Я ощутил у себя под ладонью едва заметное биение:
— Яна…
— В ту ночь, когда ты уехал, даже не простившись, мне было очень обидно. И тут вдруг он дал о себе знать. В первый раз…
Вот оно, то самое таинство, которое происходит в ней и меняет все ее поведение. Она теперь не одна, даже когда меня с ней нет, и не будет одна, куда бы я ни уехал. Она не сказала об этом вслух, но я это понял. Она отодвинула меня на второе место. Черт возьми, уж не ревную ли я ее к собственному ребенку, появления которого на свет сам жду с огромным нетерпением?
— Знаешь, Ярда вырезал ему деревянного конька.
— Какой еще Ярда?
— Ты спрашиваешь так, будто мы знакомы с несколькими Ярдами! Кутилек, конечно. Он посещает художественный кружок. И все дети сразу начали вырезать жирафов, слонов, осликов… У нашего мальчика будет целый зоопарк…
— У нашей девочки… — сказал я. — У Даниэлы. Она вырастет очень красивой, и ты станешь ревновать — так сильно она будет меня любить.
— Ну хорошо, хорошо, — улыбнулась Яна. — А теперь вздремни немного, у тебя очень усталый вид. Я пойду помогу маме приготовить ужин. Надо тебя хорошенько подкормить.
Она направилась к двери. В ее походке появилось что-то гордое, величавое.
Я не пытался задержать ее. Пожалуй, никогда мне так сильно не хотелось побыть с ней вдвоем и никогда я не ощущал себя таким лишним и ненужным. Теперь понятно, почему старые мастера изображали на своих полотнах только мадонну и дитя и никому не пришло в голову нарисовать рядом отца этого ребенка…

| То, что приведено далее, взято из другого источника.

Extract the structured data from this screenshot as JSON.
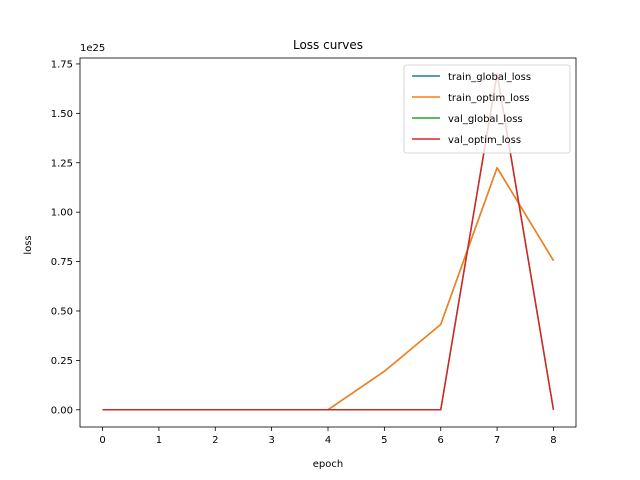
{
  "chart_data": {
    "type": "line",
    "title": "Loss curves",
    "xlabel": "epoch",
    "ylabel": "loss",
    "y_scale_note": "1e25",
    "x": [
      0,
      1,
      2,
      3,
      4,
      5,
      6,
      7,
      8
    ],
    "xlim": [
      -0.4,
      8.4
    ],
    "ylim": [
      -0.087,
      1.78
    ],
    "xticks": [
      0,
      1,
      2,
      3,
      4,
      5,
      6,
      7,
      8
    ],
    "yticks": [
      0.0,
      0.25,
      0.5,
      0.75,
      1.0,
      1.25,
      1.5,
      1.75
    ],
    "ytick_labels": [
      "0.00",
      "0.25",
      "0.50",
      "0.75",
      "1.00",
      "1.25",
      "1.50",
      "1.75"
    ],
    "legend_position": "upper right",
    "grid": false,
    "series": [
      {
        "name": "train_global_loss",
        "color": "#1f77b4",
        "values": [
          0,
          0,
          0,
          0,
          0,
          0.195,
          0.432,
          1.225,
          0.755
        ]
      },
      {
        "name": "train_optim_loss",
        "color": "#ff7f0e",
        "values": [
          0,
          0,
          0,
          0,
          0,
          0.195,
          0.432,
          1.225,
          0.755
        ]
      },
      {
        "name": "val_global_loss",
        "color": "#2ca02c",
        "values": [
          0,
          0,
          0,
          0,
          0,
          0,
          0,
          1.7,
          0
        ]
      },
      {
        "name": "val_optim_loss",
        "color": "#d62728",
        "values": [
          0,
          0,
          0,
          0,
          0,
          0,
          0,
          1.7,
          0
        ]
      }
    ]
  }
}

В понедельник я встал пораньше — хотел съездить с Пепиком в Будеёвице, в госпиталь. Сразу по возвращении мы туда позвонили, и лечащий врач испуганным голосом сообщил нам, что Скршиван добивался разрешения сходить вечером на концерт. Надо обязательно съездить в госпиталь!
Дежурный по роте Хмелик, известный балагур, так четко и по-уставному отрапортовал мне, что я сразу заподозрил что-то неладное:
— Хмелик, давайте выкладывайте начистоту, что тут происходит.
Его голос немножко задрожал:
— Товарищ командир, разрешите доложить, что… что новый командир полка… Товарищ поручик, он в первом взводе. Что там творится! Но я здесь ни при чем, честное слово…
В коридоре появился капитан Микушка:
— Иди послушай, как командир отчитывает твоего прапорщика и твоих зазнавшихся молодцов! Им бы только на танках разъезжать, а физзарядкой пусть занимаются пехотинцы…
Полный недобрых предчувствий, я направился в первый взвод. Услышав спокойный, не терпящий возражений голос, доносившийся из первой комнаты, я остановился. Сердце мое застучало. Нет, это невозможно! От рева двигателей у меня, наверное, появились слуховые галлюцинации.
Я открыл дверь и понял, что со слухом у меня все в порядке. Высокий и подтянутый офицер в форме подполковника, который разносил моих подчиненных, действительно товарищ Рихта, мой первый командир.
Я представился. Не знаю, как это у меня получилось, но я старался говорить спокойным голосом. Сколько раз я рисовал в своем воображении нашу встречу! Я мечтал о том, как во время учений он неожиданно появится в расположении нашей части и я представлю ему свою роту… И вот — а так всегда бывает по закону подлости — рога «представилась» ему сама. Совсем иначе, чем я мечтал.
Рихта поглядел на меня, потом на часы, попросил, чтобы я его проводил, и вышел в коридор, прежде чем совершенно подавленный Губка успел крикнуть сиплым голосом:
— Сми-ирно!
Милушка привезла из Будеёвице коляску с окошками. Вечером, когда Ян лег спать, я сообщила ему об этом.
— Какие окошки? Зачем? — пробормотал он, зевая.
Теперь он ведет себя только так — как будто мы уже прожили вместе лет пятьдесят.
— Чтобы наша малышка могла смотреть по сторонам…
— Какой абсурд! Разве ребенок в таком возрасте что-нибудь понимает?
— Может быть, даже больше, чем взрослые… — заявила я довольно резко: нервы у меня уже не выдерживали.
К Международному женскому дню я получила из штаба письмо. В нем меня благодарили за терпение и понимание, с каким я отношусь к трудной работе своего мужа. Я положила письмо в записную книжку, где у меня лежит картинка с изображением «Отважного Сердца». Эта картинка и письмо нужны мне теперь больше, чем когда-либо. Кажется, я не дождусь, когда кончатся эти последние недели беременности. К тому же вернулся из больницы директор Дома пионеров, и я снова одна, совсем одна.